Sporting quer duplicar receitas em dez anos com "hub global de entretenimento"

  1. Sporting presente no Business of Football Summit.
  2. André Bernardo detalha visão estratégica.
  3. Estádio Alvalade quer ser "hub global de entretenimento".
  4. Clube projeta duplicar receitas em uma década.

Pelo terceiro ano consecutivo, o Sporting Clube de Portugal marcou presença num evento de relevo internacional, o “Business of Football Summit”, organizado pelo Financial Times. Neste fórum, André Bernardo, vice-presidente e Chief Strategy and Operations Officer do clube, detalhou a visão estratégica para os próximos dez anos, focando-se na transformação do Estádio José Alvalade. O objetivo é ambicioso e claro: tornar o recinto num “hub global de entretenimento”.

André Bernardo, em representação do clube, destacou a meta de crescimento financeiro delineada. “Definimos um objetivo estratégico claro e fomos públicos em relação a ele: queremos tornar-nos uma referência enquanto 'hub' global de entretenimento. Projetamos duplicar as nossas receitas nos próximos dez anos”, afirmou o dirigente, sublinhando a convicção de que existe “muito valor por explorar e que pode ser desbloqueado através da transformação do estádio num verdadeiro centro de entretenimento”. A localização privilegiada do Estádio José Alvalade, “a cinco minutos do aeroporto e a 15 minutos de metro do centro da cidade”, é vista como um trunfo fundamental nesta estratégia. “Queremos que o estádio funcione como uma plataforma e um ecossistema que sirva os dias de jogo, os dias sem jogo e múltiplas linhas adicionais de receita”, explicou, mencionando a reaquisição do centro comercial Alvaláxia como parte integrante deste plano. “Ao readquirirmos e integrarmos o centro comercial na proposta de valor do estádio, estimamos multiplicar por cinco as receitas nos próximos dez anos”, revelou, acrescentando: “Trata-se, novamente, de captar uma franja de interesse que não estava a ser servida”. Acrescenta-se a este plano a expectativa de “multiplicar por dez o número de visitantes do museu e do estádio”, que se traduz em “receitas adicionais que serão reinvestidas no clube, melhorando diretamente a experiência dos adeptos”.
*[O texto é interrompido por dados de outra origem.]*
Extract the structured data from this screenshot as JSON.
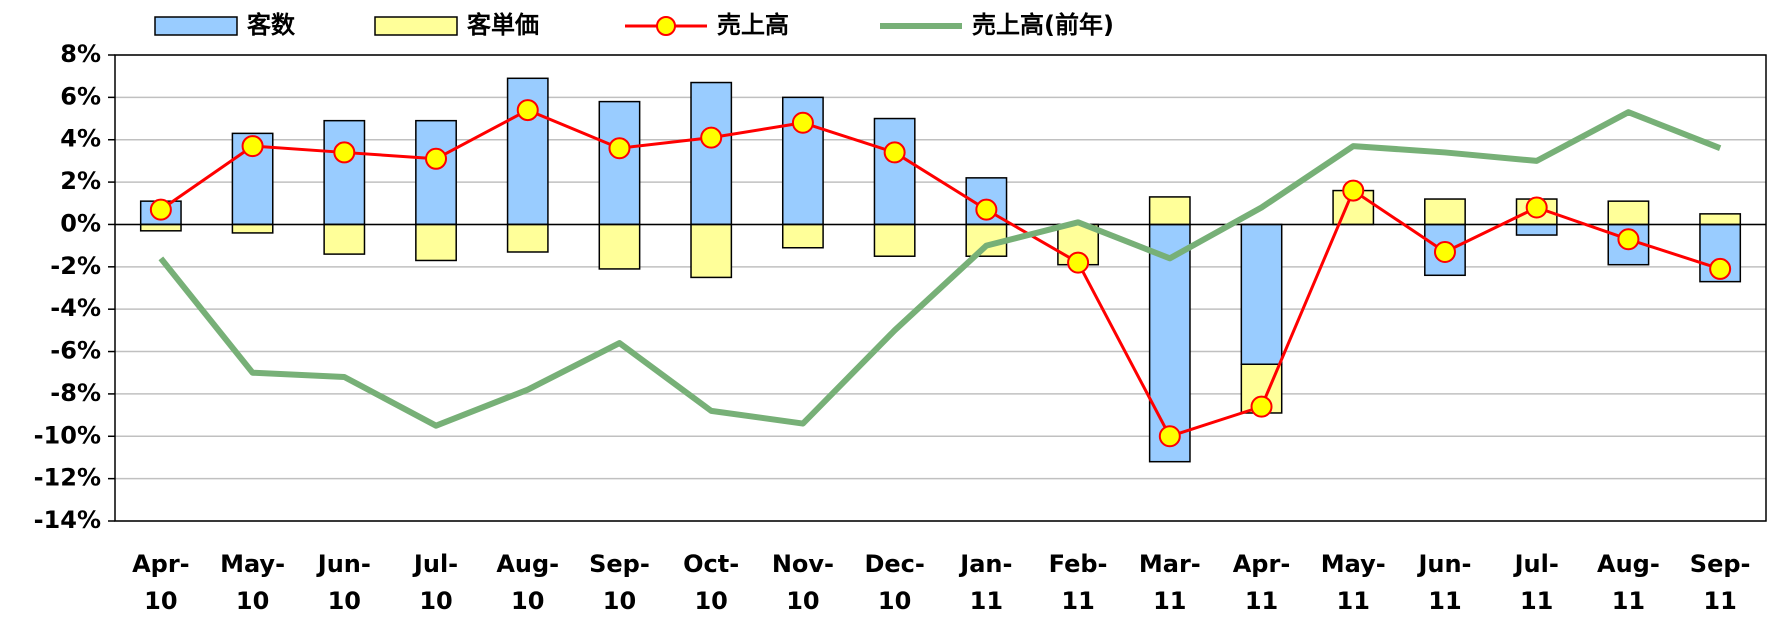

A importância do investimento foi um ponto central na intervenção de André Bernardo, que contrastou a visão atual com o passado recente do clube. “Podemos seguir dois caminhos: investir ou não investir. E existe um custo associado a não investir”, alertou. Recordando um período de estagnação, referiu: “Após a construção do estádio, estivemos praticamente 16 anos sem realizar investimentos estruturais, e isso teve consequências muito negativas, dentro e fora de campo”. Para Bernardo, “o caso de investimento é, para nós, mais sólido do que o caso de não investimento”. Contudo, frisou a necessidade de adaptabilidade: “Qualquer plano de negócios é tão bom quanto a credibilidade dos seus pressupostos. Não existe uma solução única para todos. É necessário avaliar quanto faz sentido investir em função da realidade específica de cada clube”. O dirigente sublinhou ainda a ligação direta entre estes investimentos e o sucesso desportivo. “Somos bicampeões e conquistámos três campeonatos nos últimos cinco anos. Se duplicarmos receitas nos próximos dez anos, estamos perante uma mudança estrutural”, argumentou. Esta transformação visa criar um círculo virtuoso que permita “investir mais em salários, scouting e desenvolvimento, reter jogadores por mais tempo e negociar com maior poder”, o que, em última análise, significa que “melhores condições fora de campo conduzem a melhores resultados dentro de campo, e esses resultados reforçam novamente a sustentabilidade do clube”. A aposta em “preços segmentados” demonstra que a estratégia “não se trata necessariamente de pagar mais, mas de oferecer mais e melhor”, concluindo uma visão abrangente para o futuro do Sporting.